Why can't I access a pointer to pointer for a stack array?
test is an array, not a pointer, and &test is a pointer to the array. It is not a pointer to a pointer.
You may have been told that an array is a pointer, but this is incorrect. The name of an array is a name of the entire object—all the elements. It is not a pointer to the first element. In most expressions, an array is automatically converted to a pointer to its first element. That is a convenience that is often useful. But there are three exceptions to this rule:
- The array is the operand of
sizeof. - The array is the operand of
&. - The array is a string literal used to initialize an array.
In &test, the array is the operand of &, so the automatic conversion does not occur. The result of &test is a pointer to an array of 256 char, which has type char (*)[256], not char **.
To get a pointer to a pointer to char from test, you would first need to make a pointer to char. For example:
char *p = test; // Automatic conversion of test to &test[0] occurs.
printchar(&p); // Passes a pointer to a pointer to char.
Another way to think about this is to realize that test names the entire object—the whole array of 256 char. It does not name a pointer, so, in &test, there is no pointer whose address can be taken, so this cannot produce a char **. In order to create a char **, you must first have a char *.
Because test is not a pointer.
&test gets you a pointer to the array, of type char (*)[256], which is not compatible with char** (because an array is not a pointer). This results in undefined behavior.
The type of test2 is char *. So, the type of &test2 will be char ** which is compatible with the type of parameter x of printchar().
The type of test is char [256]. So, the type of &test will be char (*)[256] which is not compatible with the type of parameter x of printchar().
Let me show you the difference in terms of addresses of test and test2.
#include <stdio.h>
#include <stdlib.h>
static void printchar(char **x)
{
printf("x = %p\n", (void*)x);
printf("*x = %p\n", (void*)(*x));
printf("Test: %c\n", (*x)[0]);
}
int main(int argc, char *argv[])
{
char test[256];
char *test2 = malloc(256);
test[0] = 'B';
test2[0] = 'A';
printf ("test2 : %p\n", (void*)test2);
printf ("&test2 : %p\n", (void*)&test2);
printf ("&test2[0] : %p\n", (void*)&test2[0]);
printchar(&test2); // works
printf ("\n");
printf ("test : %p\n", (void*)test);
printf ("&test : %p\n", (void*)&test);
printf ("&test[0] : %p\n", (void*)&test[0]);
// Commenting below statement
//printchar((char **) &test); // crashes because *x in printchar() has an invalid pointer
free(test2);
return 0;
}
Output:
$ ./a.out
test2 : 0x7fe974c02970
&test2 : 0x7ffee82eb9e8
&test2[0] : 0x7fe974c02970
x = 0x7ffee82eb9e8
*x = 0x7fe974c02970
Test: A
test : 0x7ffee82eba00
&test : 0x7ffee82eba00
&test[0] : 0x7ffee82eba00
Point to note here:
The output (memory address) of test2 and &test2[0] is numerically same and their type is also same which is char *.
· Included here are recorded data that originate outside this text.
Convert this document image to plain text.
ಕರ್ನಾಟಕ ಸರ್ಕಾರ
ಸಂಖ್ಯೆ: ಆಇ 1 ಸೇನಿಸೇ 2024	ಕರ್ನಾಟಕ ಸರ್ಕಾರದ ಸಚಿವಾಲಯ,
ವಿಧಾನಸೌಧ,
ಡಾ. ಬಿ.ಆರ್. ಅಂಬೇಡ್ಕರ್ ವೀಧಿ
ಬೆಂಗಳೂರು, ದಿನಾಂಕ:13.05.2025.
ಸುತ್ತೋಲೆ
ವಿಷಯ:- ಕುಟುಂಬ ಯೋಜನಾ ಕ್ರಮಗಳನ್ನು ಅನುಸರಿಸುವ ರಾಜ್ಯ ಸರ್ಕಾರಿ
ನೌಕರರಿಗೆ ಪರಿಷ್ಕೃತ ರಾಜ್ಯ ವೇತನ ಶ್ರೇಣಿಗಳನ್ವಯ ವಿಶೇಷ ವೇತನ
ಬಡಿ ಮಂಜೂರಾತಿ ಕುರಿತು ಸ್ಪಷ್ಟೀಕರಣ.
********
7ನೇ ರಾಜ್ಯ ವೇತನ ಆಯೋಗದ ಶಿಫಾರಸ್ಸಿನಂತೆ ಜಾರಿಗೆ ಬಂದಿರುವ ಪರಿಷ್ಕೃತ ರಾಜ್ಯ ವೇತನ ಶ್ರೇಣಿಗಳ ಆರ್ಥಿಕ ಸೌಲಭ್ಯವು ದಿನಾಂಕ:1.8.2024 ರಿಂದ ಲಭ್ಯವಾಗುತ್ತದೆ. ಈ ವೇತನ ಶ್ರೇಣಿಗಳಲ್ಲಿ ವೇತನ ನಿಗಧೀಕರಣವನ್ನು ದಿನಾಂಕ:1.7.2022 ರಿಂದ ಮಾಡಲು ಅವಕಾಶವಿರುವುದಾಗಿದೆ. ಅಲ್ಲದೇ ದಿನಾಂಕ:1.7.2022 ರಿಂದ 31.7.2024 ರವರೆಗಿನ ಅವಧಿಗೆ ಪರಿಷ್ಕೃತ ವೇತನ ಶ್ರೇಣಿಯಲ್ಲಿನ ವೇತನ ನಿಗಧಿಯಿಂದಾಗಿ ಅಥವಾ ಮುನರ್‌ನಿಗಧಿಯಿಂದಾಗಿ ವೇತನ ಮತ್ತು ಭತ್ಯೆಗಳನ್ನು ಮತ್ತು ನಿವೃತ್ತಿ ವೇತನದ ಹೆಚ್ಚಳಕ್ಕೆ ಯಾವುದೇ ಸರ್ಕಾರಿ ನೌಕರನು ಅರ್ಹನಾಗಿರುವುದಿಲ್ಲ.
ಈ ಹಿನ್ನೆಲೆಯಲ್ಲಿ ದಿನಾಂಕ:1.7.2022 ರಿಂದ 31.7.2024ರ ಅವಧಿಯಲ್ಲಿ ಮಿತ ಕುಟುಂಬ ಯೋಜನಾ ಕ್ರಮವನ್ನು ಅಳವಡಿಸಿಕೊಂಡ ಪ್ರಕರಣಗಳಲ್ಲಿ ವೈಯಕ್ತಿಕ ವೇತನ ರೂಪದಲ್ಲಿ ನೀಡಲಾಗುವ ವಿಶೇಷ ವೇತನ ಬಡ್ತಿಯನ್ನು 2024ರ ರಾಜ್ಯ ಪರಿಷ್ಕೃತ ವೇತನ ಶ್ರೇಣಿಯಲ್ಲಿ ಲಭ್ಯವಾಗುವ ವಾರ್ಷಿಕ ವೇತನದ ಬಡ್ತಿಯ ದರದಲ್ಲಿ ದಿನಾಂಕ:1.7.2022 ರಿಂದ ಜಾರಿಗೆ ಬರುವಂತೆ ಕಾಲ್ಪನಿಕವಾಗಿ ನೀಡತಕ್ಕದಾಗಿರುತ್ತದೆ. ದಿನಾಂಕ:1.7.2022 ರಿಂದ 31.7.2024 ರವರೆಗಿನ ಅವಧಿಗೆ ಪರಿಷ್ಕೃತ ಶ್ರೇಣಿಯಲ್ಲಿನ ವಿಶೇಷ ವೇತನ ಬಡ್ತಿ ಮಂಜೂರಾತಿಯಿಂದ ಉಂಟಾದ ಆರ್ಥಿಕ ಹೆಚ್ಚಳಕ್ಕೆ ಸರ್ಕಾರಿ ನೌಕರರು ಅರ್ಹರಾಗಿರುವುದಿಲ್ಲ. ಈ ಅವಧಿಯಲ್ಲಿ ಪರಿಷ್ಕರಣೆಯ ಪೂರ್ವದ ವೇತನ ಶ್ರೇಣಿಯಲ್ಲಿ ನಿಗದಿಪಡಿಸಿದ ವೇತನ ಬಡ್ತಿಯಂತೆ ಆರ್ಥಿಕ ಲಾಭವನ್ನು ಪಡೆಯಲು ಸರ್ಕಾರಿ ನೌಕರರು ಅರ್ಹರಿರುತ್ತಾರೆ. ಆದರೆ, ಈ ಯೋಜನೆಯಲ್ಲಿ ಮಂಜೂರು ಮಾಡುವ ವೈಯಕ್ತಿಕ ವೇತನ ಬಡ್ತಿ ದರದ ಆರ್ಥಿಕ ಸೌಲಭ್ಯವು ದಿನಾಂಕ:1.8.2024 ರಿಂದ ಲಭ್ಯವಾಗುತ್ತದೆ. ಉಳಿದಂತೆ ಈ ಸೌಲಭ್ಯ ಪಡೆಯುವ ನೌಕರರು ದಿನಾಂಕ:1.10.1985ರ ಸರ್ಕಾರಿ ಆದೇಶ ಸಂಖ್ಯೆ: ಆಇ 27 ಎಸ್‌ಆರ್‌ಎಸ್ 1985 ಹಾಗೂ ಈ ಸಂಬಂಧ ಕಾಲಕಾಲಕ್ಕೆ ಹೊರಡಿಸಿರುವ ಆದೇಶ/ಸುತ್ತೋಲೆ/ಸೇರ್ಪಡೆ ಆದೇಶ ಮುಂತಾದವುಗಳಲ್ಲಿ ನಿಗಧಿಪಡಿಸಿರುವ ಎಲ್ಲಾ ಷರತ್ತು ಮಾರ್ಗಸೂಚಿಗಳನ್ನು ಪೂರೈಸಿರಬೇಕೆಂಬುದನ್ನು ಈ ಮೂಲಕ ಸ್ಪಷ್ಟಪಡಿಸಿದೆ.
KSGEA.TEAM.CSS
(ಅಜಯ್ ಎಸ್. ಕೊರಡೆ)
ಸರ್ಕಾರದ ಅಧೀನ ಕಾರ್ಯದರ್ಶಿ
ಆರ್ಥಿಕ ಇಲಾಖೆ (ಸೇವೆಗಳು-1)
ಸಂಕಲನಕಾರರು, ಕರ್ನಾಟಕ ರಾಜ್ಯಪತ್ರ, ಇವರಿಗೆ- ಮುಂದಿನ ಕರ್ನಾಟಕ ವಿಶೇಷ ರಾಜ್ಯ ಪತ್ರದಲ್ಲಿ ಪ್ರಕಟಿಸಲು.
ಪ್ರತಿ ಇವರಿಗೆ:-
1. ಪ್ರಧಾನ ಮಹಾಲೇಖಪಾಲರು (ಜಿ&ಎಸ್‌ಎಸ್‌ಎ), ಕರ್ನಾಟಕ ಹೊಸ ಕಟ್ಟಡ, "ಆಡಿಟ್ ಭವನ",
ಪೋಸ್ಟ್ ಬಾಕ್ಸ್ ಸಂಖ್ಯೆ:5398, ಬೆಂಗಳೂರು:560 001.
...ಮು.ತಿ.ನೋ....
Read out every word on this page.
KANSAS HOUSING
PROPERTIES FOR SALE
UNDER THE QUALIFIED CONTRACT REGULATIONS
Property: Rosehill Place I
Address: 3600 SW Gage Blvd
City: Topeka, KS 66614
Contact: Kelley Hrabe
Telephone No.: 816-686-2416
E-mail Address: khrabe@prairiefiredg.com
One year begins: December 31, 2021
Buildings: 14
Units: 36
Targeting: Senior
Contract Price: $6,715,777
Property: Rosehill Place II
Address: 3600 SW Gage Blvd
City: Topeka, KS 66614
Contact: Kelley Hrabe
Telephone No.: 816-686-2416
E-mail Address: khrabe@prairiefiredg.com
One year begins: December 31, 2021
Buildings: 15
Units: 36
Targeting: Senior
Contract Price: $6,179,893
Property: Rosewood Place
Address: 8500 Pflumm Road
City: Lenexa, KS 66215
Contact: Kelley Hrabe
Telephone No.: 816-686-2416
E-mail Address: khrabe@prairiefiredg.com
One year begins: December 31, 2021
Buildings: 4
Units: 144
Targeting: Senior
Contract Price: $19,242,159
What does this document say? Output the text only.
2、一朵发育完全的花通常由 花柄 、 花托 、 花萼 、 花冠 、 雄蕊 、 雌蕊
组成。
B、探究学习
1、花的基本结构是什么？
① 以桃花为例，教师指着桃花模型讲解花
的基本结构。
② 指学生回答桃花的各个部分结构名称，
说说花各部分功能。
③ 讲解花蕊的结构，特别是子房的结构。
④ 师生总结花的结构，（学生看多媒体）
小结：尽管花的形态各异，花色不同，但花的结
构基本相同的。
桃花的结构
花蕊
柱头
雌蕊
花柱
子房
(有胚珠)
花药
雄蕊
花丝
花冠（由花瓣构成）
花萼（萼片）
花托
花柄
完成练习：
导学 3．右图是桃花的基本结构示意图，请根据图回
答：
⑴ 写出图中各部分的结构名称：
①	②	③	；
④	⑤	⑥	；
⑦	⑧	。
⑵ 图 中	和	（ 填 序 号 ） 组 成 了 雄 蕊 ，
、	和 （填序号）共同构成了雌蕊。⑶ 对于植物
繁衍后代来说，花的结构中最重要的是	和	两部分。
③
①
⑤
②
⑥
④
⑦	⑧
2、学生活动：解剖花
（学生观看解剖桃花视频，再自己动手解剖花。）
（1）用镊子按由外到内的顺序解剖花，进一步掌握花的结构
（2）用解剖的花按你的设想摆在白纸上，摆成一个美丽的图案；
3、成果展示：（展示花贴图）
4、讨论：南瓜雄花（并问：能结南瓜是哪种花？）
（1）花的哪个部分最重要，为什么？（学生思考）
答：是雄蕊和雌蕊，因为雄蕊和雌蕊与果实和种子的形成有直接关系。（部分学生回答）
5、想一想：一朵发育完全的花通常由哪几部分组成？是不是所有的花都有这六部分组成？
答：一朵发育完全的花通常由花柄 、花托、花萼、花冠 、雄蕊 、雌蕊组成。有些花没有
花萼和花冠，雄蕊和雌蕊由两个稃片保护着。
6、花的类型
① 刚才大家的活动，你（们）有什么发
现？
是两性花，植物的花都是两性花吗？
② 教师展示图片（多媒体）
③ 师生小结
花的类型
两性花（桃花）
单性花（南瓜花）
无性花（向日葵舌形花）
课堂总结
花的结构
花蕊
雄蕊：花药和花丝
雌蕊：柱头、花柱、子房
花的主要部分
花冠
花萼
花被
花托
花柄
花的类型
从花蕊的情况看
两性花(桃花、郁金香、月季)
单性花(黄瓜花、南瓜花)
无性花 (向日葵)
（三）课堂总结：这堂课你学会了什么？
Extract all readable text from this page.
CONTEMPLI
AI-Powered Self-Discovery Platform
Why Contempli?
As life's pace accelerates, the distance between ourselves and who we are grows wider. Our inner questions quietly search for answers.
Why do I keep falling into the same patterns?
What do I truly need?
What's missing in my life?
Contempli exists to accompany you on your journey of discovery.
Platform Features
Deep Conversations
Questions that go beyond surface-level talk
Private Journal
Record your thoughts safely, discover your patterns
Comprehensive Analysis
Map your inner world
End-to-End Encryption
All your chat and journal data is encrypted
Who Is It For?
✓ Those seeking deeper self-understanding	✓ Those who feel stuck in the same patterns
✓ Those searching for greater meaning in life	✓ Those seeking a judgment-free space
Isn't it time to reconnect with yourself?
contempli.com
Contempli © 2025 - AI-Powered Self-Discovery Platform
But the test2 and &test2 are different addresses and their type is also different.
The type of test2 is char *.
The type of &test2 is char **.
x = &test2
*x = test2
(*x)[0] = test2[0]
The output (memory address) of test, &test and &test[0] is numerically same but their type is different.
The type of test is char [256].
The type of &test is char (*) [256].
The type of &test[0] is char *.
As the output shows &test is same as &test[0].
x = &test[0]
*x = test[0] //first element of test array which is 'B'
(*x)[0] = ('B')[0] // Not a valid statement
Hence you are getting segmentation fault.